Virginia DEQ denies backpedaling on pipeline water-crossing reviews

May 24, 2017 | Health & Safety, Pipelines

When the state Department of Environmental Quality announced in April that it would require individual water-quality certifications for the Atlantic Coast and Mountain Valley natural gas pipeline projects, environmental groups applauded what they thought would be an exhaustive, stream-by-stream review of the pipelines’ potential construction implications.

The DEQ confirmed Wednesday, however, that it will rely on a U.S. Army Corps of Engineers national permit for the hundreds of spots where the pipelines will cross waterways — a “blanket” permit for utility line activities that pipeline opponents say doesn’t do enough to safeguard some of the pristine streams along the routes from sediment that could be dislodged via construction, leveling ridgelines and tree removal, among other effects.

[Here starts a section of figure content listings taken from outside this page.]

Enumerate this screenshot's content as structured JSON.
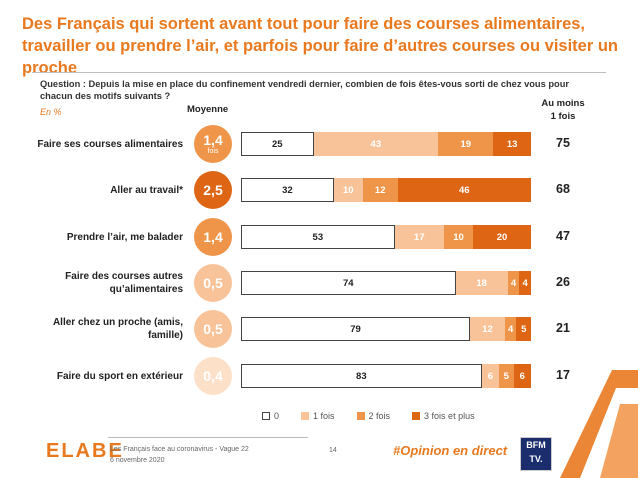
{
  "title": "Des Français qui sortent avant tout pour faire des courses alimentaires, travailler ou prendre l’air, et parfois pour faire d’autres courses ou visiter un proche",
  "question": "Question : Depuis la mise en place du confinement vendredi dernier, combien de fois êtes-vous sorti de chez vous pour chacun des motifs suivants ?",
  "unit_label": "En %",
  "mean_header": "Moyenne",
  "atleast_header_line1": "Au moins",
  "atleast_header_line2": "1 fois",
  "mean_sub_first": "fois",
  "colors": {
    "accent": "#e8791f",
    "zero": "#ffffff",
    "once": "#f9c39a",
    "twice": "#ee9549",
    "three_plus": "#dd6514"
  },
  "chart_data": {
    "type": "bar",
    "orientation": "horizontal",
    "stacked": true,
    "categories": [
      "Faire ses courses alimentaires",
      "Aller au travail*",
      "Prendre l’air, me balader",
      "Faire des courses autres qu’alimentaires",
      "Aller chez un proche (amis, famille)",
      "Faire du sport en extérieur"
    ],
    "series": [
      {
        "name": "0",
        "values": [
          25,
          32,
          53,
          74,
          79,
          83
        ]
      },
      {
        "name": "1 fois",
        "values": [
          43,
          10,
          17,
          18,
          12,
          6
        ]
      },
      {
        "name": "2 fois",
        "values": [
          19,
          12,
          10,
          4,
          4,
          5
        ]
      },
      {
        "name": "3 fois et plus",
        "values": [
          13,
          46,
          20,
          4,
          5,
          6
        ]
      }
    ],
    "mean": [
      "1,4",
      "2,5",
      "1,4",
      "0,5",
      "0,5",
      "0,4"
    ],
    "mean_colors": [
      "#ee9549",
      "#dd6514",
      "#ee9549",
      "#f9c39a",
      "#f9c39a",
      "#fce0c8"
    ],
    "at_least_once": [
      75,
      68,
      47,
      26,
      21,
      17
    ],
    "legend_position": "bottom"
  },
  "footer": {
    "logo": "ELABE",
    "source_line1": "Les Français face au coronavirus - Vague 22",
    "source_line2": "6 novembre 2020",
    "page": "14",
    "hashtag": "#Opinion en direct",
    "partner_line1": "BFM",
    "partner_line2": "TV."
  }
}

That’s at odds with what DEQ spokesman Bill Hayden said April 6, when Hayden told the Richmond Times-Dispatch that the DEQ would require certifications for each individual segment that crossed or affected a waterway. Hayden was even more explicit with The Roanoke Times, telling the paper in an email that “the ‘individual’ certification looks at each wetland, stream crossing, etc., separately, to determine specific requirements that would be necessary.”